Glenn Beck and Fox New have parted ways.
But why now?
After weeks of rumours, and stories, and very public jockeying, the news arrived today arguably somewhat sooner than expected — Beck’s contract with Fox doesn’t end until the end of the year.
The phrasing of the announcement, an exercise in PR speak if there ever was one, suggests the decision was arrived at somewhat sooner than expected, and that the ramped up rhetoric in the last few weeks was in anticipation this might happen.
Here’s what the announcement doesn’t answer: When will Glenn Beck get off the air.
Here’s what else it doesn’t answer: Whose decision it was to jump.
On the surface, the tone of the announcement strikes as entirely friendly. There are many mentions made of Beck’s strong ratings — and make no mistake, they remain strong, stunningly so for a 5PM show. And Beck and Ailes are both quoted saying nice things about each other.
Also revealed is the news that Beck’s company Mercury Radio and Fox will work together to produce a “variety of television projects for air on the FOX News Channel as well as content for other platforms including FOX News’ digital properties.”
This suggests, at least superficially, that Fox is aware of the influence Beck wields and is not eager to burn bridges.
As noted by the NYT a few weeks ago Beck has been introducing original programming on his Insider Website, so an extension of this onto FOX also makes sense for Beck.
Whether or not it happens may be another question.
One person who has worked with Ailes before told us that when Ailes says ” I look forward to continuing to work with him” what he really means is “don’t let the door hit you on the way out.”
They also relayed to us the rumour (entirely unconfirmed) that it was Wendi Murdoch who was most uncomfortable with Beck and pressured husband Rupert to make a move.
But what is really going on? You don’t leave a platform like Fox, nor lose a ratings powerhouse like Beck willy nilly.
There are no shortage of people leaping in to take credit and point the finger squarely at Beck.
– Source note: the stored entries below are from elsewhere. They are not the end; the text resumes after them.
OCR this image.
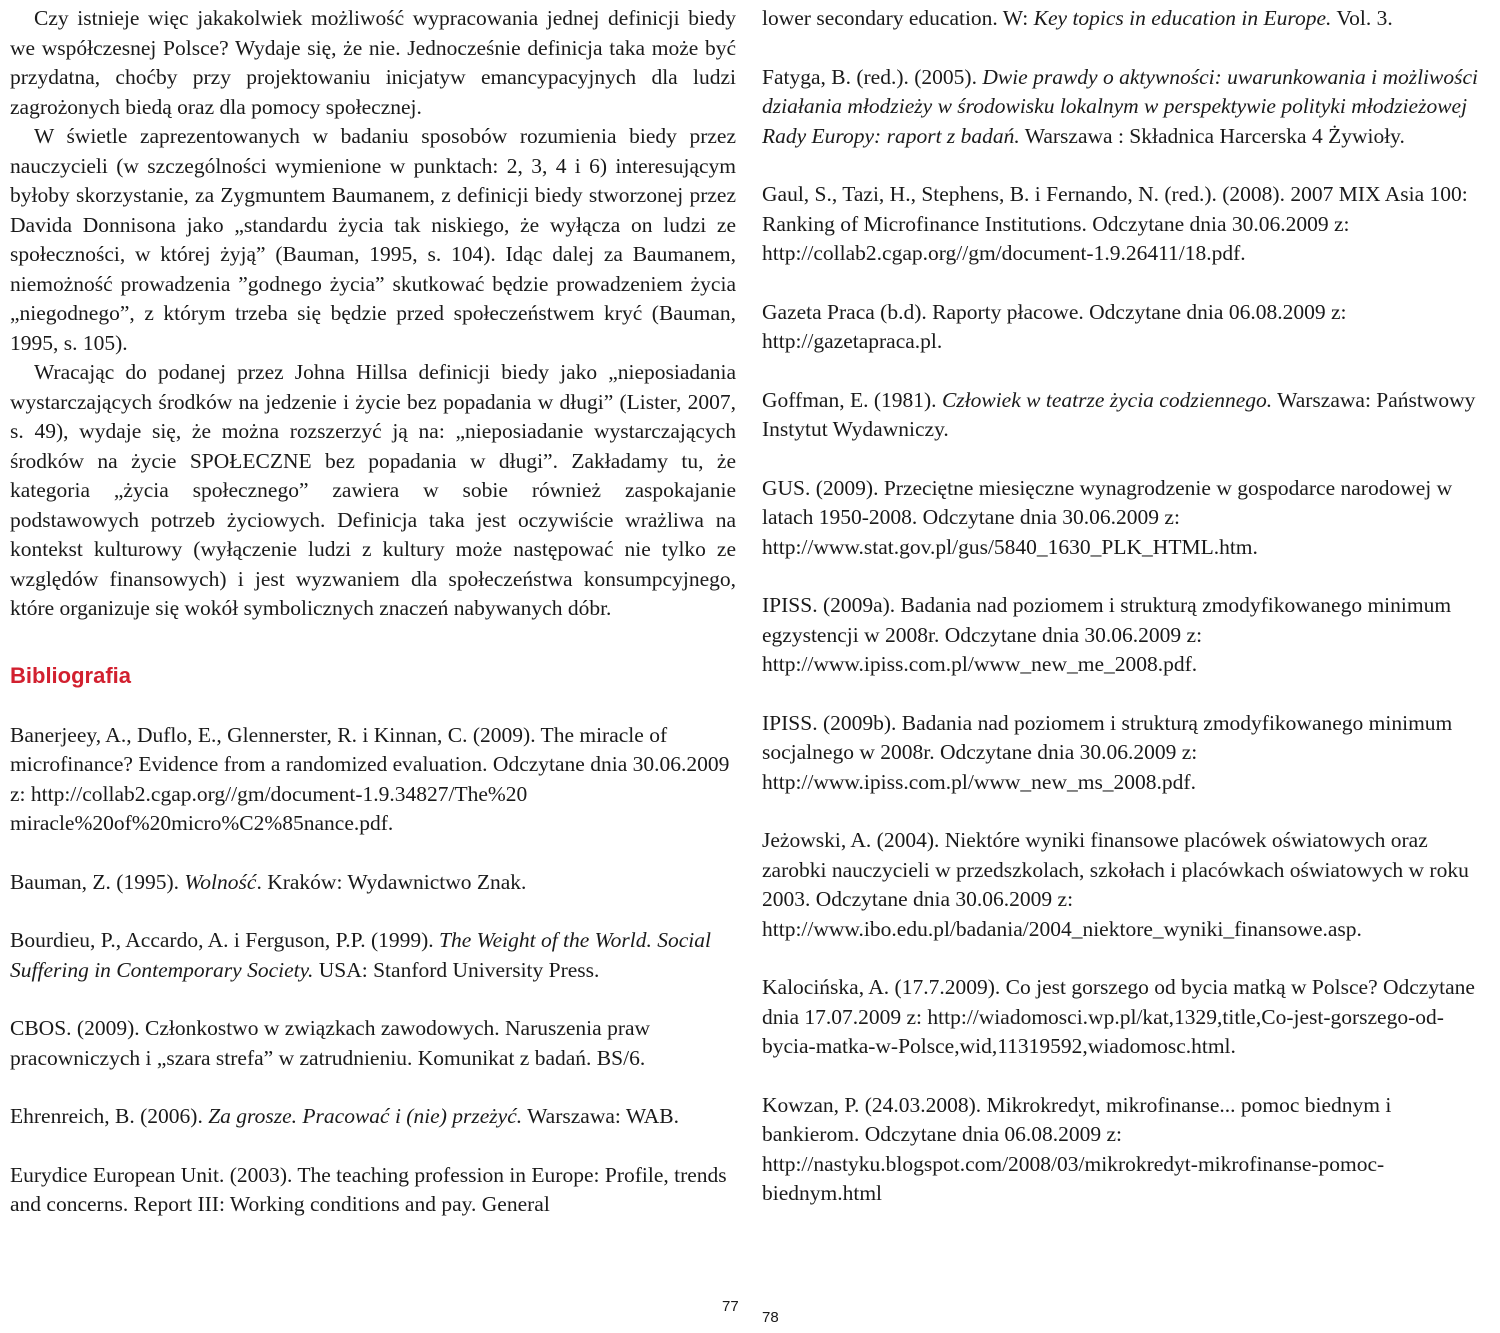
Czy istnieje więc jakakolwiek możliwość wypracowania jednej definicji biedy we współczesnej Polsce? Wydaje się, że nie. Jednocześnie definicja taka może być przydatna, choćby przy projektowaniu inicjatyw emancypacyjnych dla ludzi zagrożonych biedą oraz dla pomocy społecznej.

W świetle zaprezentowanych w badaniu sposobów rozumienia biedy przez nauczycieli (w szczególności wymienione w punktach: 2, 3, 4 i 6) interesującym byłoby skorzystanie, za Zygmuntem Baumanem, z definicji biedy stworzonej przez Davida Donnisona jako „standardu życia tak niskiego, że wyłącza on ludzi ze społeczności, w której żyją” (Bauman, 1995, s. 104). Idąc dalej za Baumanem, niemożność prowadzenia ”godnego życia” skutkować będzie prowadzeniem życia „niegodnego”, z którym trzeba się będzie przed społeczeństwem kryć (Bauman, 1995, s. 105).

Wracając do podanej przez Johna Hillsa definicji biedy jako „nieposiadania wystarczających środków na jedzenie i życie bez popadania w długi” (Lister, 2007, s. 49), wydaje się, że można rozszerzyć ją na: „nieposiadanie wystarczających środków na życie SPOŁECZNE bez popadania w długi”. Zakładamy tu, że kategoria „życia społecznego” zawiera w sobie również zaspokajanie podstawowych potrzeb życiowych. Definicja taka jest oczywiście wrażliwa na kontekst kulturowy (wyłączenie ludzi z kultury może następować nie tylko ze względów finansowych) i jest wyzwaniem dla społeczeństwa konsumpcyjnego, które organizuje się wokół symbolicznych znaczeń nabywanych dóbr.

Bibliografia

Banerjeey, A., Duflo, E., Glennerster, R. i Kinnan, C. (2009). The miracle of microfinance? Evidence from a randomized evaluation. Odczytane dnia 30.06.2009 z: http://collab2.cgap.org//gm/document-1.9.34827/The%20 miracle%20of%20micro%C2%85nance.pdf.

Bauman, Z. (1995). Wolność. Kraków: Wydawnictwo Znak.

Bourdieu, P., Accardo, A. i Ferguson, P.P. (1999). The Weight of the World. Social Suffering in Contemporary Society. USA: Stanford University Press.

CBOS. (2009). Członkostwo w związkach zawodowych. Naruszenia praw pracowniczych i „szara strefa” w zatrudnieniu. Komunikat z badań. BS/6.

Ehrenreich, B. (2006). Za grosze. Pracować i (nie) przeżyć. Warszawa: WAB.

Eurydice European Unit. (2003). The teaching profession in Europe: Profile, trends and concerns. Report III: Working conditions and pay. General

lower secondary education. W: Key topics in education in Europe. Vol. 3.

Fatyga, B. (red.). (2005). Dwie prawdy o aktywności: uwarunkowania i możliwości działania młodzieży w środowisku lokalnym w perspektywie polityki młodzieżowej Rady Europy: raport z badań. Warszawa : Składnica Harcerska 4 Żywioły.

Gaul, S., Tazi, H., Stephens, B. i Fernando, N. (red.). (2008). 2007 MIX Asia 100: Ranking of Microfinance Institutions. Odczytane dnia 30.06.2009 z: http://collab2.cgap.org//gm/document-1.9.26411/18.pdf.

Gazeta Praca (b.d). Raporty płacowe. Odczytane dnia 06.08.2009 z: http://gazetapraca.pl.

Goffman, E. (1981). Człowiek w teatrze życia codziennego. Warszawa: Państwowy Instytut Wydawniczy.

GUS. (2009). Przeciętne miesięczne wynagrodzenie w gospodarce narodowej w latach 1950-2008. Odczytane dnia 30.06.2009 z: http://www.stat.gov.pl/gus/5840_1630_PLK_HTML.htm.

IPISS. (2009a). Badania nad poziomem i strukturą zmodyfikowanego minimum egzystencji w 2008r. Odczytane dnia 30.06.2009 z: http://www.ipiss.com.pl/www_new_me_2008.pdf.

IPISS. (2009b). Badania nad poziomem i strukturą zmodyfikowanego minimum socjalnego w 2008r. Odczytane dnia 30.06.2009 z: http://www.ipiss.com.pl/www_new_ms_2008.pdf.

Jeżowski, A. (2004). Niektóre wyniki finansowe placówek oświatowych oraz zarobki nauczycieli w przedszkolach, szkołach i placówkach oświatowych w roku 2003. Odczytane dnia 30.06.2009 z: http://www.ibo.edu.pl/badania/2004_niektore_wyniki_finansowe.asp.

Kalocińska, A. (17.7.2009). Co jest gorszego od bycia matką w Polsce? Odczytane dnia 17.07.2009 z: http://wiadomosci.wp.pl/kat,1329,title,Co-jest-gorszego-od-bycia-matka-w-Polsce,wid,11319592,wiadomosc.html.

Kowzan, P. (24.03.2008). Mikrokredyt, mikrofinanse... pomoc biednym i bankierom. Odczytane dnia 06.08.2009 z: http://nastyku.blogspot.com/2008/03/mikrokredyt-mikrofinanse-pomoc-biednym.html

77
78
Media Matters, who devotes the majority of their extensive anti-Fox coverage to all things Beck, immediately released a statement from founder saying that “The Only Surprise Is That It Took Fox News Months To Reach This Decision.”
The Jewish Funds for Justice, the group that ran the ad in the Wall St. Journal signed by all rabbis that was then denounced by the Anti-Defamation League, thinks Beck got fired because “he has been rejected by Jews.” In a word, no.
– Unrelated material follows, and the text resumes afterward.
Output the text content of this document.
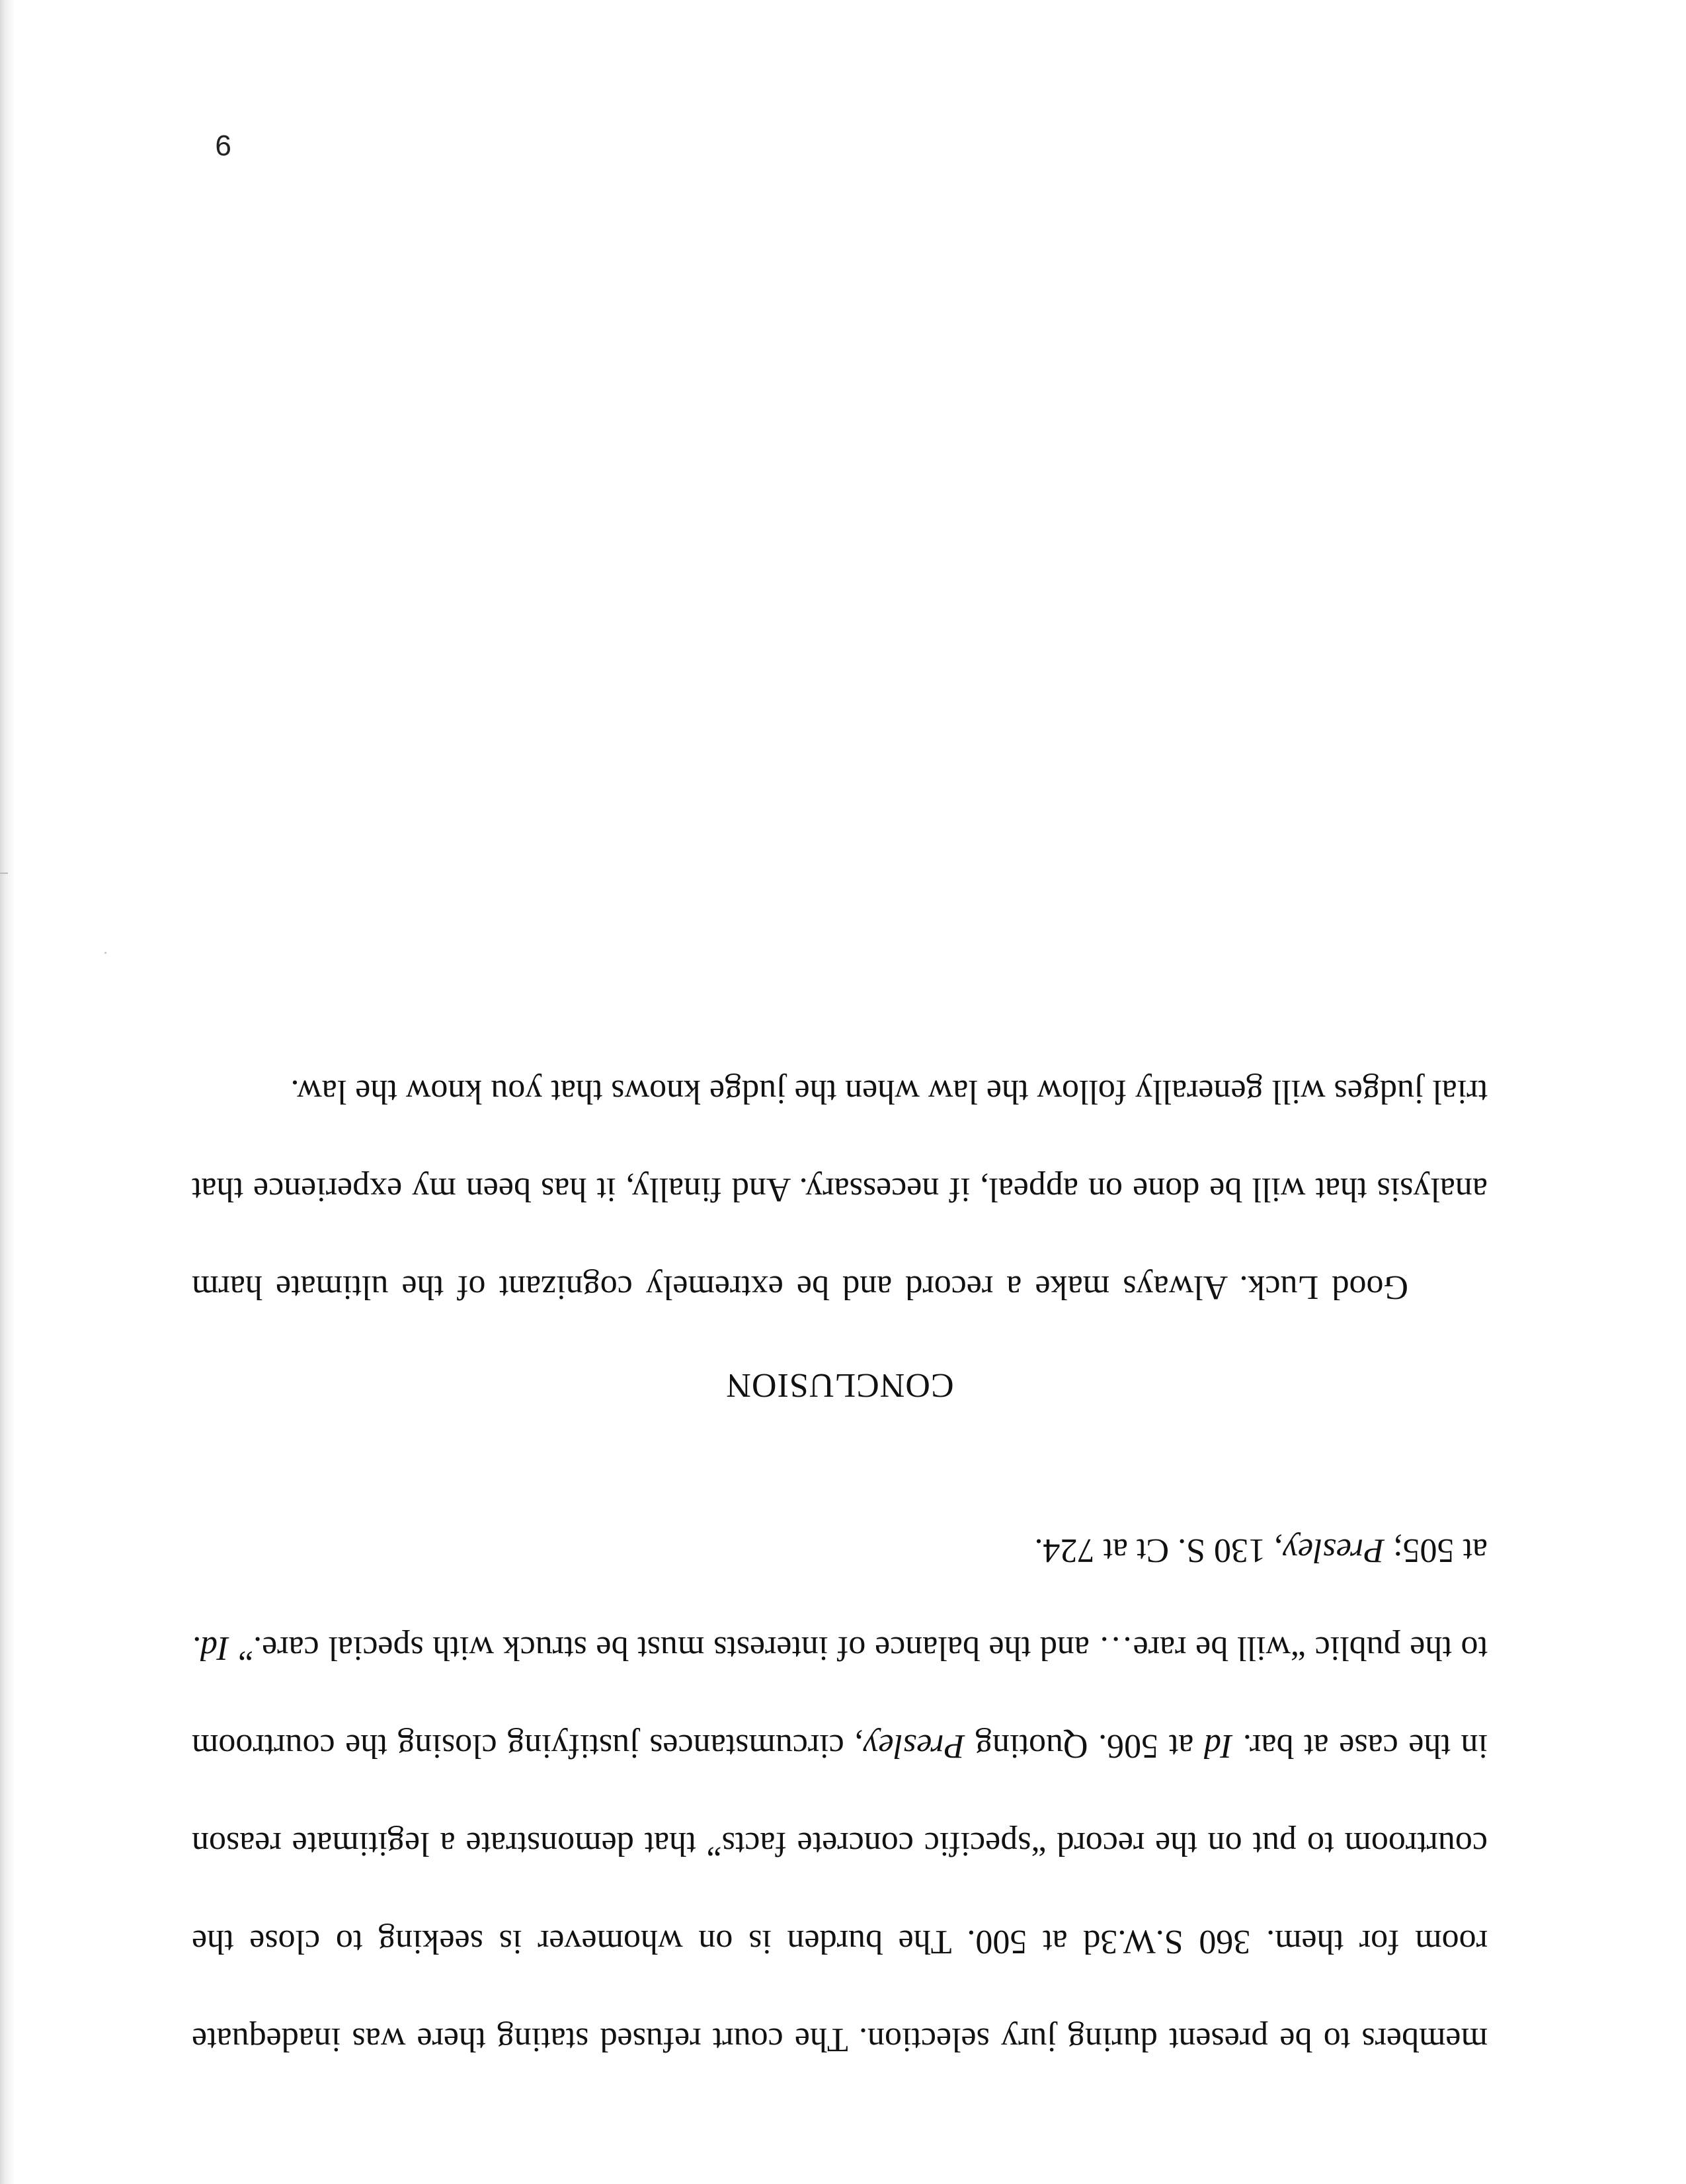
members to be present during jury selection. The court refused stating there was inadequate room for them. 360 S.W.3d at 500. The burden is on whomever is seeking to close the courtroom to put on the record “specific concrete facts” that demonstrate a legitimate reason in the case at bar. Id at 506. Quoting Presley, circumstances justifying closing the courtroom to the public “will be rare… and the balance of interests must be struck with special care.” Id. at 505; Presley, 130 S. Ct at 724.

CONCLUSION

Good Luck. Always make a record and be extremely cognizant of the ultimate harm analysis that will be done on appeal, if necessary. And finally, it has been my experience that trial judges will generally follow the law when the judge knows that you know the law.

9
Beck and Fox are parting ways because Beck had too much power and Fox couldn’t control him.
It’s not exactly a secret that Beck was unhappy with many aspects of Fox’s tightly controlled (and not always friendly) media machine and was eager to be free of it.
As I’ve noted numerous times, Beck employs his own PR firm outside of Fox’s famous PR team. It is they, not Fox (who, in my experience, have rarely to never reached out on behalf of Beck, particularly after he began announcing things like his 100 Year Plan and really started gaining steam) who deal with Beck’s many public relations.
Fox likes to wield absolute control over their stars. Glenn Beck, whose office is outside the Fox building, and whose many media holdings put him on track to become some sort of media mogul in his own right, has increasingly been outside of their control.
It’s perhaps not a coincidence that Fox News’ website has been noticeably stepping up its game ever since Beck’s site The Blaze launched last year.
People are very focused on Beck’s loss of advertisers and the crazier statements he’s made (the one that pops up with most frequency is the time he called Obama a racist, even though that happened way back in July of 2009) as the impetus for this parting. And surely they were contributing factors.
But tune into Fox and Friends in the morning and you will quickly hear plenty of people say incredibly offensive things on Fox every single day — the difference is that should Fox want to rein them in they are generally able to do so. Less so with Beck.
So to say this was a mutual decision is likely far more accurate.
For Beck it’s almost a lateral move — this is no Keith Olbermann we are talking about, Beck has an entire media empire waiting for him and will likely become his own case study in what a new media world might look like once stars become less dependent on traditional cable platforms.
For Fox it means they no longer have to answer for someone who doesn’t like to answer to them.
What remains uncertain is when that move will take place. By all accounts the details of Beck’s “transition” have yet to be hammered out and no one is quite certain when Beck will depart. Will he still be on in a week? Good question. One thing is for certain, Fox will not see ratings like that for a long time to come.